The overall prevalence of food safety practices among households was not satisfactory in the study area, despite significant variation between model and non-model households. The results showed that the prevalence of food safety practices among model households has not made good progress compared to the national Health Extension Program targets. Furthermore, food safety practices among non-model households are too low and continue to be a public health problem.

Being a model household, and having a female household head, proper solid waste management, and good knowledge of and attitude towards food safety were significantly associated with good food safety practices among households. Interventions should focus on the identified determinant factors during food safety and hygiene education programs. Continuous supportive supervision is required to enhance the knowledge and skills of food handlers to comply with better food safety practices. Regular audits should also be implemented to ensure the permanence of effective and continuous health extension training.

Abbreviations

AOR, adjusted odds ratio; CI, confidence interval; COR, crude odds ratio; FBD, food-borne disease; HEP, Health Extension Program; WHO, World Health Organization.

Data Sharing Statement

The data sets used and/or analyzed during the current study are available from the corresponding author and upon reasonable request.

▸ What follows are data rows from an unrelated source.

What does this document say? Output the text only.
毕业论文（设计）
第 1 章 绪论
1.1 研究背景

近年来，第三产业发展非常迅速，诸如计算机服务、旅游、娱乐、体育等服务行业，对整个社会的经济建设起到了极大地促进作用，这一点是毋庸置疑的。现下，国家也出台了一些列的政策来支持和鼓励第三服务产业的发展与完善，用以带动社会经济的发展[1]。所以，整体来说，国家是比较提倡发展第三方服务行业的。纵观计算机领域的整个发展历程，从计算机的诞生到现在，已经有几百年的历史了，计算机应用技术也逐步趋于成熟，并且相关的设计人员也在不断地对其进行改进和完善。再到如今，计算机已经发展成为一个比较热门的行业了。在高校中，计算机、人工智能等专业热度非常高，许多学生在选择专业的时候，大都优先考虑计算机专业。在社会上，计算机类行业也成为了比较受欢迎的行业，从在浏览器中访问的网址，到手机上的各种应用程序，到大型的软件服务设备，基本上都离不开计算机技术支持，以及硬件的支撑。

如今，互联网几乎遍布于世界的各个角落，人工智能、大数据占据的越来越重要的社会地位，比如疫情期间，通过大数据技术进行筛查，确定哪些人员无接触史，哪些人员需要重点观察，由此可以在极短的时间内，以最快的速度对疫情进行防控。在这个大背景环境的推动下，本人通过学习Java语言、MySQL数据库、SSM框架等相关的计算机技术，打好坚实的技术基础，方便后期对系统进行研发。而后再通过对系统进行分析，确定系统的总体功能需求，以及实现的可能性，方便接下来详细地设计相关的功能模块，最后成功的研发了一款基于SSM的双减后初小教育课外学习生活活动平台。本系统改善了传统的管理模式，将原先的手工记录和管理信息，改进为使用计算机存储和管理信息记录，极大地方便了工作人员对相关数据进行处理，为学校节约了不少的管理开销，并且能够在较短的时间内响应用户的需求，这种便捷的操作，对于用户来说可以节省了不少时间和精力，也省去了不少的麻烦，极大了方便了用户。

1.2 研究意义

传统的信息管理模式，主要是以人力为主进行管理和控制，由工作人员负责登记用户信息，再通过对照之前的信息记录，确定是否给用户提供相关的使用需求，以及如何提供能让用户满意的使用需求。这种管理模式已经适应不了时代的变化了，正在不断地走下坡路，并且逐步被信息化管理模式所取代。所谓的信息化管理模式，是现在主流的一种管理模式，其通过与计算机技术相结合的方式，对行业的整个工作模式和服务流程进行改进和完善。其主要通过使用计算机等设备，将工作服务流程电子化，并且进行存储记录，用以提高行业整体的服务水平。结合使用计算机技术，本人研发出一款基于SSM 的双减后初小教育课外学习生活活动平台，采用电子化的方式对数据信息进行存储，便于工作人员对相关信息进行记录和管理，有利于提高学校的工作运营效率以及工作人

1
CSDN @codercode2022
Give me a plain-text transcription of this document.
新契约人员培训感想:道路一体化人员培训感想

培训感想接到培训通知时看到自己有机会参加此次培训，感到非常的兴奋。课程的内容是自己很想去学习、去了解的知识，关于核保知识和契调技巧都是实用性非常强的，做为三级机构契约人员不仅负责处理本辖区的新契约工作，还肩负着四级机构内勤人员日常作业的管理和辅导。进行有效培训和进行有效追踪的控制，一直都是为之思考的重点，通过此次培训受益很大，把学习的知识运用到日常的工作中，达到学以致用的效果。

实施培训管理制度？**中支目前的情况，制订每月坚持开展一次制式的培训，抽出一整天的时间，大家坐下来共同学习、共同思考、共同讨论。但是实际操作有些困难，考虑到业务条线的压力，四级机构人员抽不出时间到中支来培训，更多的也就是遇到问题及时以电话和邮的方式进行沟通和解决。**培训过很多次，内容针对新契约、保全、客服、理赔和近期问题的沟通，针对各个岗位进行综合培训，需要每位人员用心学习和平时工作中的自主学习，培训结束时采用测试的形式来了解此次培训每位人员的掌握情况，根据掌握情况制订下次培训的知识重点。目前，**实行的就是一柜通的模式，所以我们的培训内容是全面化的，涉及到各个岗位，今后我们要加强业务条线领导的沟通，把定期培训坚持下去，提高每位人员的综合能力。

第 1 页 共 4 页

Ethical Approval and Consent

The study was conducted in accordance with the Declaration of Helsinki. The ethical approval letter was obtained from the Institutional Ethical Review Committee of the College of Medicine and Health Sciences of Wollo University with the issue number of CMHS/366/13/21. Owing to the presence of illiterate participants, verbal informed consent, rather than written, was obtained from the participants before the commencement of data collection. The verbal consent process was approved by the Institutional Ethical Review Committee of the College of Medicine and Health Sciences of Wollo University, and each participant’s consent was recorded as the data collectors informed them that their information would not be used for purposes other than scientific research and would be not disclosed to any third party. Participants were informed that participation would be voluntary and that they could withdraw at any time for any reason. Confidentiality and anonymity were maintained by avoiding possible identifiers such as the names of the study participants, by using identification numbers as a reference. Finally, health education was given to the study participants about good food safety practices after the data collection had ended.

Acknowledgments

The authors express their heartfelt gratitude to Wollo University for funding and the woreda health officers for giving valuable information for this study. We are also grateful to the data collectors, supervisors, and woreda administrators.

Funding

This research was supported by Wollo University (grant no: WU/2442/I.01/13).

Disclosure

All authors declare that they have no competing interests in this work.